Ложась спать, исполненный таких приподнятых впечатлений, Пушкин остро чувствовал близость границы, которая вот-вот могла загореться на картах Липранди изогнутой огневою линией. «Что же, война?» — спрашивал он себя, просыпаясь. И эта мысль заставляла его внимательно приглядываться к русскому воинству, которого в Кишиневе было достаточно.

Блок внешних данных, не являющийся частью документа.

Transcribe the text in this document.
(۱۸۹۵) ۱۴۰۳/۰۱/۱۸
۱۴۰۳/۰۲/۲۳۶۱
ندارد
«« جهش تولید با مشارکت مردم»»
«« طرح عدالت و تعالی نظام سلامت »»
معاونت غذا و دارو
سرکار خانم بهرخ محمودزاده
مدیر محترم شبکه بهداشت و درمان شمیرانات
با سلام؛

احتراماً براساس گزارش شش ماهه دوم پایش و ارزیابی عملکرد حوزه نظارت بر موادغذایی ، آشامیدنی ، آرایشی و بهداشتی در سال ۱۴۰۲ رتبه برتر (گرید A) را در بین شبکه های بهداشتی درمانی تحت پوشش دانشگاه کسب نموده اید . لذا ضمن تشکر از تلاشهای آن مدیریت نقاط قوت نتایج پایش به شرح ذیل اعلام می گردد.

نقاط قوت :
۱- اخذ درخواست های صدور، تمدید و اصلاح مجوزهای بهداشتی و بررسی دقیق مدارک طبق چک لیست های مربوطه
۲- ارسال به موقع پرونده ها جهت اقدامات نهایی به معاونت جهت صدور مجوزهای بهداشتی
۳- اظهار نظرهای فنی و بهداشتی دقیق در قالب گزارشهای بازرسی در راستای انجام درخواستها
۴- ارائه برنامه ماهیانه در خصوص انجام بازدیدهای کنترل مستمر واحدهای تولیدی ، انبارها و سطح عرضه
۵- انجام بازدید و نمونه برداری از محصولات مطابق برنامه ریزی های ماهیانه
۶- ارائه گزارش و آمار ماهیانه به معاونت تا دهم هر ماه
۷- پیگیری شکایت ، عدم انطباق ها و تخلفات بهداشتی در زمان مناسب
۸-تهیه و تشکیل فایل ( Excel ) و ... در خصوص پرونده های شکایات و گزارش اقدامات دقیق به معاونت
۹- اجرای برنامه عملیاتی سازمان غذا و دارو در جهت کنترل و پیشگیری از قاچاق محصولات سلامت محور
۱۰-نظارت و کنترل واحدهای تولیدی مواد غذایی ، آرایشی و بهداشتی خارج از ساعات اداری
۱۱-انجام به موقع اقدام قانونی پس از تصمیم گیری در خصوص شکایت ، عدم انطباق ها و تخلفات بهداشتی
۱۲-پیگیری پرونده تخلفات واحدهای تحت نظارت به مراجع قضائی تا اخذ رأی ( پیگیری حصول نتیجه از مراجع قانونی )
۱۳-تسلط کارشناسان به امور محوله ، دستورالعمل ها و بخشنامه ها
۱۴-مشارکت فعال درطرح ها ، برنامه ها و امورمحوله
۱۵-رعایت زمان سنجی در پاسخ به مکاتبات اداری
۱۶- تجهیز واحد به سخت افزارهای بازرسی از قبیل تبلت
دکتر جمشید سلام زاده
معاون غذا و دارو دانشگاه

Русское воинство… Молодой девятнадцатый век щедро его закалял почти непрерывными войнами, следовавшими одна за другой. Как хороший борец, постоянно себя тренирующий, спокойно взирало оно на возможность и новой (в который уж раз!) встречи со старым врагом. Молодые генералы и молодые полковники, с которыми здесь Пушкин общался, все бывали в боях и имели знаки отличия не на одних парадных мундирах, а и под ними: «Эти памятки, — шутили они, — нам заменяют барометр». Эта ломота от ран была многим известна, как памятен был и знаменитый огромный барометр в Париже с поднимающейся и опускающейся в нем водой.

Но и здесь, в этих мундирных рядах, не все было так просто и прочно, незыблемо, как это бывало в доброе старое время и как могло б и теперь показаться по одному только внешнему виду.

Пушкин помнил, как незадолго до его высылки из Петербурга шумели в столице, читая и обсуждая, переписывая друг у друга киевскую речь Михаила Федоровича Орлова, сказанную им на торжественном собрании Библейского общества, где он с такою силой и страстью обрушился на охранителей старого.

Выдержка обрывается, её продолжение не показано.